Schönheit, Sichtbarkeit – und ein Systemversagen
Valeria Márquez war mehr als ein hübsches Gesicht auf Instagram. Sie war Miss Rostro 2021, selbstständige Unternehmerin und in sozialen Netzwerken mit über 200.000 Followern präsent. Ihre Schönheit war öffentlich – und wurde ihr zum Verhängnis. Sie lebte in einem Land, das Schönheit feiert, aber Frauen hasst, wenn sie zu sichtbar, zu selbstbestimmt, zu frei sind.
Was ihr widerfuhr, ist die Essenz des systemischen Machismo, der sich in Mexiko nicht mehr versteckt, sondern bewaffnet auf Motorrädern vor Schönheitssalons vorfährt.
Die Ermittlungen – und das Schweigen der Institutionen
Die Behörden in Jalisco haben bisher keine offizielle Bestätigung abgegeben, ob Ricardo Ruiz Velazco verhaftet wurde. Man spricht von einem „unbekannten Täter“, obwohl in sozialen Netzwerken, Medien und in Valerias eigener Vorahnung längst ein Name stand. Die Polizei ermittelt – offiziell. Doch das Vertrauen der Öffentlichkeit ist gering. Zu oft wurden Täter wie RR gedeckt, zu oft war der Staat mehr Komplize als Schutzmacht.
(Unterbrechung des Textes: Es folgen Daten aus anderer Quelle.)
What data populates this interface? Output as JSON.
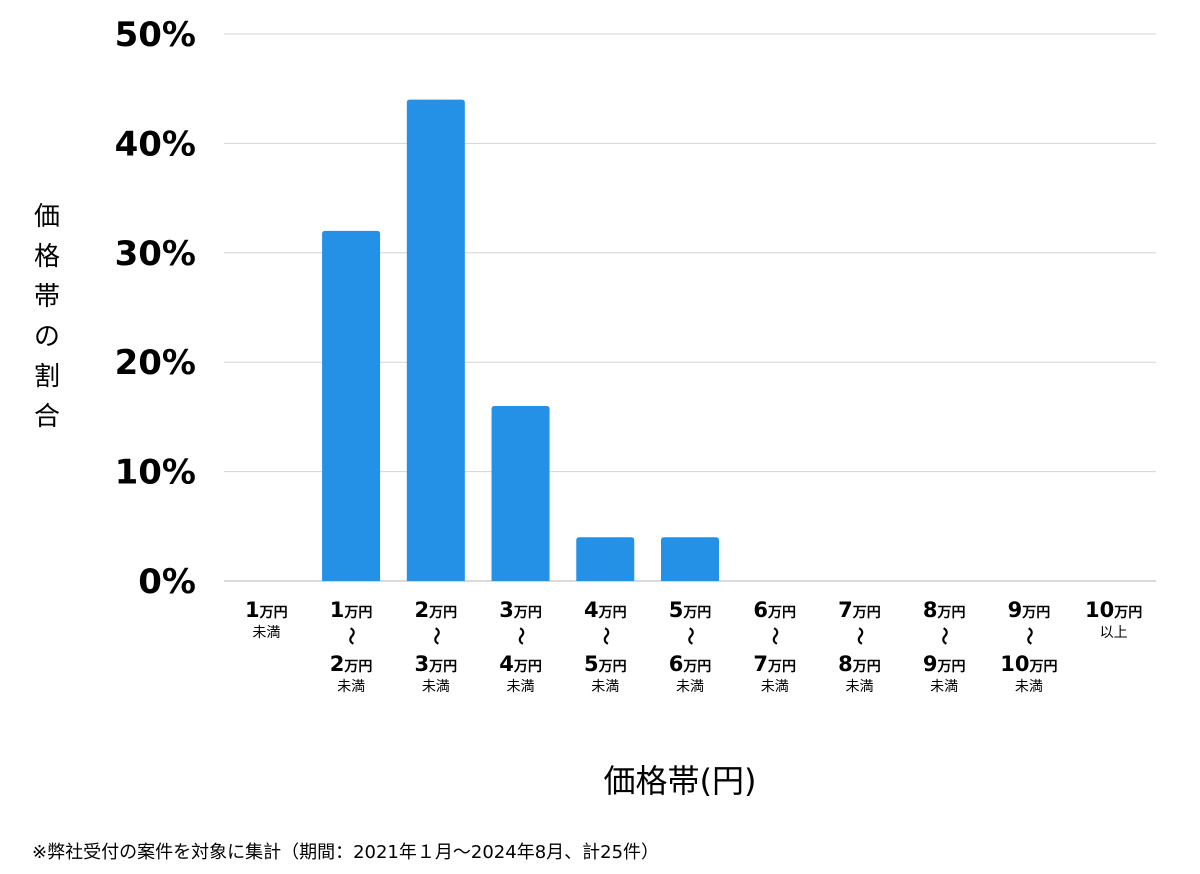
{
  "chart_data": {
    "type": "bar",
    "ylabel": "価格帯の割合",
    "xlabel": "価格帯(円)",
    "ylim": [
      0,
      50
    ],
    "yticks": [
      "0%",
      "10%",
      "20%",
      "30%",
      "40%",
      "50%"
    ],
    "grid": true,
    "bar_color": "#2490e6",
    "categories": [
      {
        "lines": [
          {
            "num": "1",
            "unit": "万円"
          }
        ],
        "note": "未満"
      },
      {
        "lines": [
          {
            "num": "1",
            "unit": "万円"
          },
          {
            "num": "2",
            "unit": "万円"
          }
        ],
        "note": "未満"
      },
      {
        "lines": [
          {
            "num": "2",
            "unit": "万円"
          },
          {
            "num": "3",
            "unit": "万円"
          }
        ],
        "note": "未満"
      },
      {
        "lines": [
          {
            "num": "3",
            "unit": "万円"
          },
          {
            "num": "4",
            "unit": "万円"
          }
        ],
        "note": "未満"
      },
      {
        "lines": [
          {
            "num": "4",
            "unit": "万円"
          },
          {
            "num": "5",
            "unit": "万円"
          }
        ],
        "note": "未満"
      },
      {
        "lines": [
          {
            "num": "5",
            "unit": "万円"
          },
          {
            "num": "6",
            "unit": "万円"
          }
        ],
        "note": "未満"
      },
      {
        "lines": [
          {
            "num": "6",
            "unit": "万円"
          },
          {
            "num": "7",
            "unit": "万円"
          }
        ],
        "note": "未満"
      },
      {
        "lines": [
          {
            "num": "7",
            "unit": "万円"
          },
          {
            "num": "8",
            "unit": "万円"
          }
        ],
        "note": "未満"
      },
      {
        "lines": [
          {
            "num": "8",
            "unit": "万円"
          },
          {
            "num": "9",
            "unit": "万円"
          }
        ],
        "note": "未満"
      },
      {
        "lines": [
          {
            "num": "9",
            "unit": "万円"
          },
          {
            "num": "10",
            "unit": "万円"
          }
        ],
        "note": "未満"
      },
      {
        "lines": [
          {
            "num": "10",
            "unit": "万円"
          }
        ],
        "note": "以上"
      }
    ],
    "range_mark": "〜",
    "values": [
      0,
      32,
      44,
      16,
      4,
      4,
      0,
      0,
      0,
      0,
      0
    ]
  },
  "footnote": "※弊社受付の案件を対象に集計（期間：2021年１月〜2024年8月、計25件）"
}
Mexiko im Spiegel eines Mordes
Der Mord an Valeria Márquez ist keine Boulevardmeldung. Er ist ein Spiegel. Er zeigt, wie Gewalt, Macht und Männlichkeit in Mexiko immer noch miteinander verschmelzen. Er zeigt, wie ein Land seine Frauen verliert – vor laufender Kamera, im grellen Licht der sozialen Medien.
Und er zeigt, wie dringend Mexiko eine Justiz braucht, die nicht zögert, sondern handelt. Eine Gesellschaft, die nicht schweigt, sondern aufschreit.
Denn Valeria ist kein Einzelfall. Sie war nur sichtbar.